Jon Saenz jsaenz at wm.lc.ehu.es
Tue Mar 28 04:46:17 CST 2000


<P><A HREF="http://lcdx00.wm.lc.ehu.es/~jsaenz/pyclimate">Pyclimate 0.0</A> - Climate variability analysis using Numeric Python (28-Mar-00)

					Tuesday, 03/28/2000
Hello, all.

We are making the first announce of a pre-alpha release (version 0.0) of 
our package pyclimate, which presents some tools used for climate 
variability analysis and which make extensive use of Numerical Python.
It is released under the GNU Public License.

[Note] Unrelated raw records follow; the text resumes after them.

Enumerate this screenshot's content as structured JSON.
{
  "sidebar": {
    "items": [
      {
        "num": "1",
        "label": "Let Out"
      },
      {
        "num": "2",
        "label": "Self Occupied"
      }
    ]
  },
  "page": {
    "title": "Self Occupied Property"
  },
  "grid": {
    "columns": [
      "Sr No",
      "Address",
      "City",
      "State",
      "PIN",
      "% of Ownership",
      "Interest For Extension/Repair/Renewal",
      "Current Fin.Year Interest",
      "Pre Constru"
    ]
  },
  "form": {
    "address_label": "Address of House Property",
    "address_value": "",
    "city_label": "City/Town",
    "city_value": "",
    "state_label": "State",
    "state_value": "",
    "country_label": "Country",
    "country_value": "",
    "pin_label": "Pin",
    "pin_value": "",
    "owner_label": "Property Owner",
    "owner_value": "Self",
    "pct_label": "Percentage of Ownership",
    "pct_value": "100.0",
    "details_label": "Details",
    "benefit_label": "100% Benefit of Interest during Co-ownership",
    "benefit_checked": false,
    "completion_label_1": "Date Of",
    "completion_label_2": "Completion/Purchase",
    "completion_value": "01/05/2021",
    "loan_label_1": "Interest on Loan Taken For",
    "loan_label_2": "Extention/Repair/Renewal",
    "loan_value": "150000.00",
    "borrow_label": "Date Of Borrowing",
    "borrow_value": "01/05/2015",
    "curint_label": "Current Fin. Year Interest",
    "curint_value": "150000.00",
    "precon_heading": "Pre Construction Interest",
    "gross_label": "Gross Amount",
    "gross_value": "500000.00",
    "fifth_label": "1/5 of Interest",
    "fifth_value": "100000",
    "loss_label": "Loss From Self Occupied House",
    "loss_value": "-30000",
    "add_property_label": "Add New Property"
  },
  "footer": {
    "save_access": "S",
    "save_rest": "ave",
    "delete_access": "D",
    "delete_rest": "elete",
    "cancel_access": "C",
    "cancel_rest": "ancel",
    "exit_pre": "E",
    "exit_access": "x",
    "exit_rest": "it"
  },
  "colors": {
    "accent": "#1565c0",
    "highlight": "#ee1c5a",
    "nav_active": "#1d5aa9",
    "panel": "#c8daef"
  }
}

We call them a pre-alpha release. Even though the routines are
quite debugged, they are yet growing and we are thinking in making
a stable release shortly after receiving some feedback from users.

The package contains:
IO functions
------------
-ASCII files (simple, but useful)
-ncstruct.py: netCDF structure copier. From a COARDS compliant netCDF
              file, this module creates a COARDS compliant file, 
	      copying the needed attributes, dimensions, 
	      auxiliary variables, comments, and so on in 
	      one call.

Time handling routines
----------------------
* JDTime.py -> Some C/Python functions to convert from date to Scaliger's 
	       Julian Day and from Julian Day to date. We are not trying to 
	       replace mxDate, but addressing a different problem. 
	       In particular, this module contains a routine
	       especially suited to handling monthly time steps
	       for climatological use.
* JDTimeHandler.py -> Python module which parses the units
                      attribute of the time variable in a COARDS
		      file and which offsets and scales adequately
		      the time values to read/save date fields.

Interface to DCDFLIB.C
----------------------
A C/Python interface to the free DCDFLIB.C library is provided. This library 
allows direct and inverse computations of parameters for several 
probability distribution functions like Chi^2, normal, binomial, F,
noncentral F, and many many more.

EOF analysis
------------
Empirical Orthogonal Function analysis based on the SVD decomposition of 
the data matrix and related functions to test the reliability/degeneracy
of eigenvalues (truncation rules). Monte Carlo test of the stability 
of eigenvectors to temporal subsampling.

SVD decomposition
-----------------
SVD decomposition of the correlation matrix of two datasets, functions
to compute the expansion coefficients, the squared cumulative covariance 
fraction and the homogeneous and heterogeneous correlation maps.
Monte Carlo test of the stability of singular vectors to temporal
subsampling.

Multivariate digital filter
---------------------------
Multivariate digital filter (high and low pass) based on the 
Kolmogorov-Zurbenko filter

Differential operators on the sphere
------------------------------------
Some classes to compute differential operators (gradient and divergence)
on a regular latitude/longitude grid.

PREREQUISITES
=============
To be able to use it, you will need:
   1. Python ;-)
   2. netCDF library 3.4 or later
   3. Scientific Python, by Konrad Hinsen
   4. DCDFLIB.C version 1.1

IF AND ONLY IF you really want to change the C code (JDTime.[hc] and 
pycdf.[hc]), then, you will also need SWIG.

COMPILATION
===========
There is no a automatic compilation/installation procedure, but the 
Makefile is quite straightforward.
After manually editing the Makefile for different platforms, the commands
  make
  make test -> Runs a (not infalible) regression test
  make install
will do it.
SORRY, we don't use it under Windows, only UNIX. Volunteers
that generate a Windows installation file would be appreciated, but we
will not do it.

DOCUMENTATION
=============
LaTeX, Postscript and PDF versions of the manual are included in the
distribution. However, we are preparing a new set of documentation
according to PSA rules.

AVAILABILITY
============
http://lcdx00.wm.lc.ehu.es/~jsaenz/pyclimate (Europe)
http://pyclimate.zubi.net/   (USA)
http://starship.python.net/crew/~jsaenz  (USA)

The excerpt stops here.